Dual Audio Streaming Paths
STUB DOCUMENT: This section captures the current dual-path contract. A human will expand it before publishing.
The driver streams captured audio on two independent, parallel paths:
| Path | Output rate | Resampling | Metadata | Consumer |
|---|
| WebRTC (Opus) | 48 kHz (always) | Yes, if hardware ≠ 48 kHz | stream_attributes.sample_rate in MQTT offer | Frontend, media service |
| Zenoh (raw PCM) | Hardware native | Never | sample_rate_hz, channels, encoding, layout in wire header | @cw.on_audio workers |
WebRTC path
Audio is resampled to 48 kHz (the Opus codec’s internal rate) before entering the WebRTC queue. The stream_attributes field in the MQTT webrtc-offer payload includes the actual sample_rate used, so the media service and frontend can verify compliance. The media service router uses standard mediasoup Opus negotiation — no custom validation is needed.
Zenoh path
Raw PCM chunks are published at the hardware’s native capture rate with no resampling. On the first publish, the Zenoh wire header carries metadata:
{
"sample_rate_hz": 32000,
"channels": 1,
"encoding": "pcm_s16le",
"layout": "mono"
}
@cw.on_audio workers receive this metadata so they can correctly interpret the raw audio bytes.
Parallelism
The PortAudio callback places raw audio into a zero-copy swap buffer for Zenoh (O(1)) and queues resampled audio for WebRTC. Three threads run in true parallel: PortAudio capture, Zenoh publisher, and WebRTC streamer.

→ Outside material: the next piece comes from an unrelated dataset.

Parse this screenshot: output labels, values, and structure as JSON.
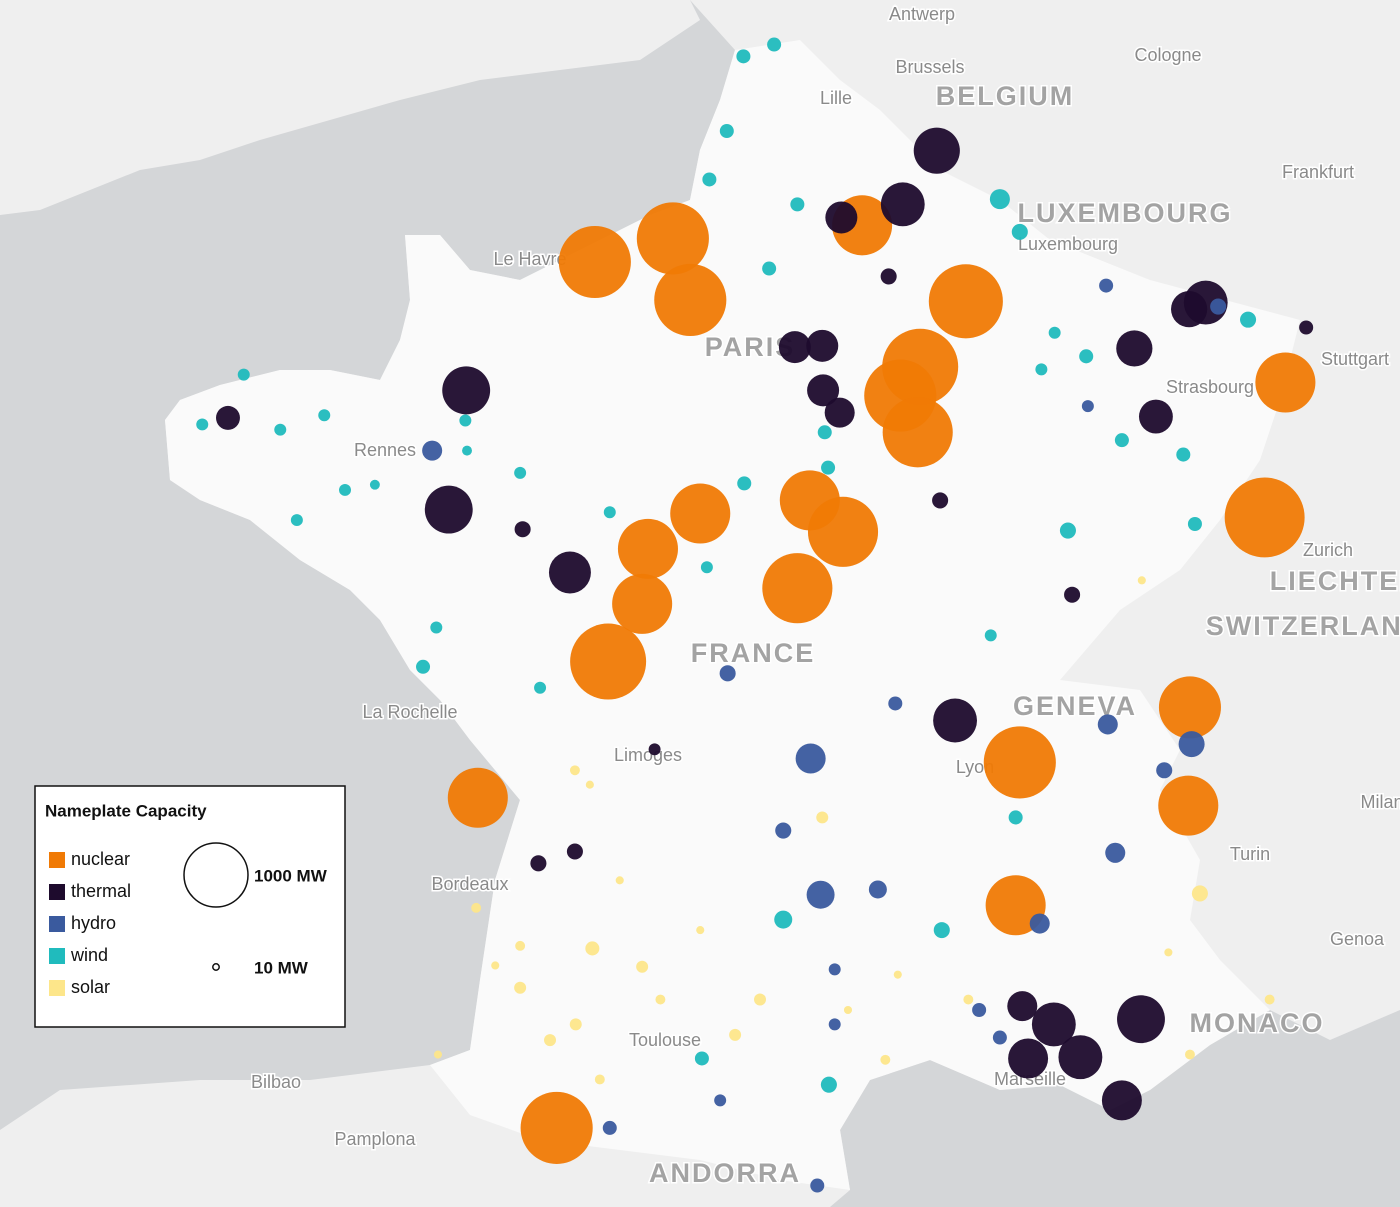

The driver publishes both rates to the twin metadata under audio_device:
| Field | Description |
|---|
capture_sample_rate | Hardware native rate (e.g. 32000) |
stream_sample_rate | WebRTC output rate (48000 when resampling is on) |
channels | Channel count |
layout | "mono" or "stereo" |
software_resampling | Whether resampling is active |
Success Checks
docker compose up with a USB microphone streams audio to the microphone twin.
- Frontend MQTT
start_audio / stop_audio toggles recording while preserving an already-active WebRTC connection.
- Zenoh
audio/default chunks are consumable by an on_audio worker hook at the hardware’s native sample rate.
- Startup logs list available devices;
CYBERWAVE_METADATA_AUDIO_DEVICE selects a specific one.
- USB disconnect and reconnect transitions through alert, reconnect, and alert resolution.
For source-level details, see the Generic Microphone Driver README.